Infinitely Losing My Edge
Yeah, I'm losing my edge.
I'm losing my edge.
The kids are coming up from behind.
I'm losing my edge.
I'm losing my edge to the kids from Swaziland and from Copenhagen.
But I was there.
I was there in 1975.
I was there at the first Throbbing Gristle show in London.
I'm losing my edge.
I'm losing my edge to the kids whose footsteps I hear when they get on the decks.
I'm losing my edge to the internet seekers who can tell me every member of every good group from 1965 to 1976.
I'm losing my edge.
To all the kids in New York and Columbus.
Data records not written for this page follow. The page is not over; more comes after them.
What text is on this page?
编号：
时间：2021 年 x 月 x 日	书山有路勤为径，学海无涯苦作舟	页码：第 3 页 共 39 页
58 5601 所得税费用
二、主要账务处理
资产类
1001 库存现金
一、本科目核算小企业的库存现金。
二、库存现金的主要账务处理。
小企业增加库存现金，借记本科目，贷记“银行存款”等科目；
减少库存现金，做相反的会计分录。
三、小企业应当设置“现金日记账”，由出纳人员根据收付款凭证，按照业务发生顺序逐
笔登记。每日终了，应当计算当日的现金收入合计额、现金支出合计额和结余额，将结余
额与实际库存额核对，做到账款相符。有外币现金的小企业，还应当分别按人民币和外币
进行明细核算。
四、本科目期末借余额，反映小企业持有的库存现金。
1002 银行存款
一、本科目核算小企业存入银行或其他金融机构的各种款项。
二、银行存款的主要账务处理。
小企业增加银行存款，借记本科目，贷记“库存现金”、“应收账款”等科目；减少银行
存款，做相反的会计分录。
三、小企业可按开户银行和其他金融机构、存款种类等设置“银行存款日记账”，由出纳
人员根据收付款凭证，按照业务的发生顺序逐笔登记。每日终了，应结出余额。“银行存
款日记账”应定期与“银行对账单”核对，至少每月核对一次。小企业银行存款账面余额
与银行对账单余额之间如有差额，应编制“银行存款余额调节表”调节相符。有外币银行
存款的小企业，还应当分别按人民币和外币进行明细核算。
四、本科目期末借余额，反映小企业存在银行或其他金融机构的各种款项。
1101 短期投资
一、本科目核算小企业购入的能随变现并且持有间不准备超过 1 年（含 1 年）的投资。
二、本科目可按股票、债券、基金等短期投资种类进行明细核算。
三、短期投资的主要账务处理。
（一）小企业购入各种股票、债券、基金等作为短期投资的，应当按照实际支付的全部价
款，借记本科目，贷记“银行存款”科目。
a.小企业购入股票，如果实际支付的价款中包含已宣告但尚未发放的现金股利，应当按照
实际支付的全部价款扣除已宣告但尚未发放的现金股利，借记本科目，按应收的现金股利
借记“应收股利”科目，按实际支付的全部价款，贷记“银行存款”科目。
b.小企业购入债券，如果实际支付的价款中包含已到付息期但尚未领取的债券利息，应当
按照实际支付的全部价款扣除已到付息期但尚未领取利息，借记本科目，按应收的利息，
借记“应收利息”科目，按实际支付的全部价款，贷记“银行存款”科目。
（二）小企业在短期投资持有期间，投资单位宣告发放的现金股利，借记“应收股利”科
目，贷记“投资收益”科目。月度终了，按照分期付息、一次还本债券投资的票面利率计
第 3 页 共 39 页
I'm losing my edge to the art-school Paris kids in little jackets and borrowed nostalgia for the unremembered nineties.
I'm losing my edge.
I'm losing my edge.
I can hear the footsteps every night on the decks.
But I was there.
I was there in 1980 at the first Cybotron practice in a loft in Detroit.
I was working on the linndrum sounds with much patience.
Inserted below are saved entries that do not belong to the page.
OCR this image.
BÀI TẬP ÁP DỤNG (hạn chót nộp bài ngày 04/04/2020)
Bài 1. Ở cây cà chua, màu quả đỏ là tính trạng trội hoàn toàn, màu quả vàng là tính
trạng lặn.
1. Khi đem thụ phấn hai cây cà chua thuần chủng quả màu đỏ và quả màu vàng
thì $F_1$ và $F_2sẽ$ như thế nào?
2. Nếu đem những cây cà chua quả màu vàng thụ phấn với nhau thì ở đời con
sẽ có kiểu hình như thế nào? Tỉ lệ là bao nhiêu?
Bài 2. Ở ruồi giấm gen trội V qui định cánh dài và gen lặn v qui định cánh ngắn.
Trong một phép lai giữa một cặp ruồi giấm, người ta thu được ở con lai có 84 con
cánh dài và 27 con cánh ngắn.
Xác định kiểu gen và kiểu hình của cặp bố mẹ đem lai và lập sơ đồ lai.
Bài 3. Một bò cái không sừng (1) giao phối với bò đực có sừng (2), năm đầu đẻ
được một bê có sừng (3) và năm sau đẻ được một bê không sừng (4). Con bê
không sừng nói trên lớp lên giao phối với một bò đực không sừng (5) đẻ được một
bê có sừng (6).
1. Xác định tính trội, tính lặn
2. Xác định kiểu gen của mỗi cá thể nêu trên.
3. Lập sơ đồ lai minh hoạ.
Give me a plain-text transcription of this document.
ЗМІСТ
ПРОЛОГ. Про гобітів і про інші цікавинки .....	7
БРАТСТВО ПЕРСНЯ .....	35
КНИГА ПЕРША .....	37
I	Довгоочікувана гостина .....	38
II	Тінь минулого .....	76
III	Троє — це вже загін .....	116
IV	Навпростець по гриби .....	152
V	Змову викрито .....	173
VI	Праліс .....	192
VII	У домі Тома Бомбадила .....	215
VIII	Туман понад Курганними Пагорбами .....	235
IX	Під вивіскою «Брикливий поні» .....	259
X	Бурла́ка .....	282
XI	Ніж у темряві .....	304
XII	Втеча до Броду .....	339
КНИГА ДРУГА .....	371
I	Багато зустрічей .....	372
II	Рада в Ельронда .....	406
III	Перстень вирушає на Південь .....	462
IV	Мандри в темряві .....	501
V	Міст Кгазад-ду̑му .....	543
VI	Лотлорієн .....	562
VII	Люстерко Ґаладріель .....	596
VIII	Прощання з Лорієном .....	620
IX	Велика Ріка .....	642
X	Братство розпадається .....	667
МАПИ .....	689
I was there when Robert Palmer started up his first band.
I told him, "Don't do it that way. You'll never make a dime."
I was there.
I was the first guy playing Jacques Brel to the rap kids.
I played it at the Astoria.
Everybody thought I was crazy.
We all know.
I was there.
I was there.
I've never been wrong.
But I'm losing my edge to better-looking people with better ideas and more talent.
And they're actually really, really nice.
I'm losing my edge.
I heard you have a compilation of every good song ever done by anybody.
Every great song by T. Rex. All the underground hits.
All Tres Demented tracks. I heard you have a vinyl of every Camron Feat. Memphis Bleek And Beenie Seigel record on German import.
I heard that you have a white label of every seminal crunk hit - 1985, '86, '87.
I heard that you have a CD compilation of every good '50s cut and another box set from the '70s.
I hear you're buying a clarinet and an oboe and are throwing your macbook out the window because you want to make something real. You want to make a Q65 record.
I hear that you and your band have sold your clarinet and bought an oboe.
I hear that you and your band have sold your oboe and bought a clarinet.
I hear everybody that you know is more relevant than everybody that I know.
But have you seen my records?
Gang of Four,
Kango’s Stein Massive,
Wally Richardson,
Con Funk Shun,
Country Joe & The Fish,
Brick,
Lakeside,
Hardrive,
Davy DMX,
Jesper Dahlbäck,
The Leaves,
The Young Rascals,
Nik Kershaw,
Faraquet,
The Residents,
Visionaries,LMNO, T- Love & Iriscience,
Strawberry Alarm Clock,
Mars,
Barrington Levy,
Youth Brigade,
Bobby Hutcherson,
Marvin Gaye,
Jerry's Kids,
Bluetip,
Ultramagnetic MC's,
Aural Exciters,
The Litter,
Red Lorry Yellow Lorry,
Avey Tare & Kría Brekkan,
Althea and Donna,
Oblivians,
the Germs,
Deadbeat,
Urselle,
Pet Shop Boys,
Cabaret Voltaire,
The Beau Brummels,
Eric Dolphy,
Japan,
B.T. Express,
The Moleskins,
Duran Duran,
The Doobie Brothers,
Nico,
Index,
Animal Collective,
The Standells,
Heaven 17,
The Electric Prunes,
Royal Trux,
Roy Ayers Ubiquity,
Camouflage,
London Community Gospel Choir,
Lindisfarne,
Pylon,
Coldchain, Rosco P., Featuring Pusha T from Clipse & Boo-Bonic,
CMW,
Bill Near,
Magazine,
The Selecter,
Wolf Eyes,
Rosa Yemen, Rosa Yemen, Rosa Yemen, Rosa Yemen.
You don't know what you really want.
You don't know what you really want.
You don't know what you really want.
You don't know what you really want.
You don't know what you really want.
You don't know what you really want.
You don't know what you really want.
You don't know what you really want.
You don't know what you really want.
You don't know what you really want.
You don't know what you really want.
You don't know what you really want.
You don't know what you really want.
You don't know what you really want.
You don't know what you really want.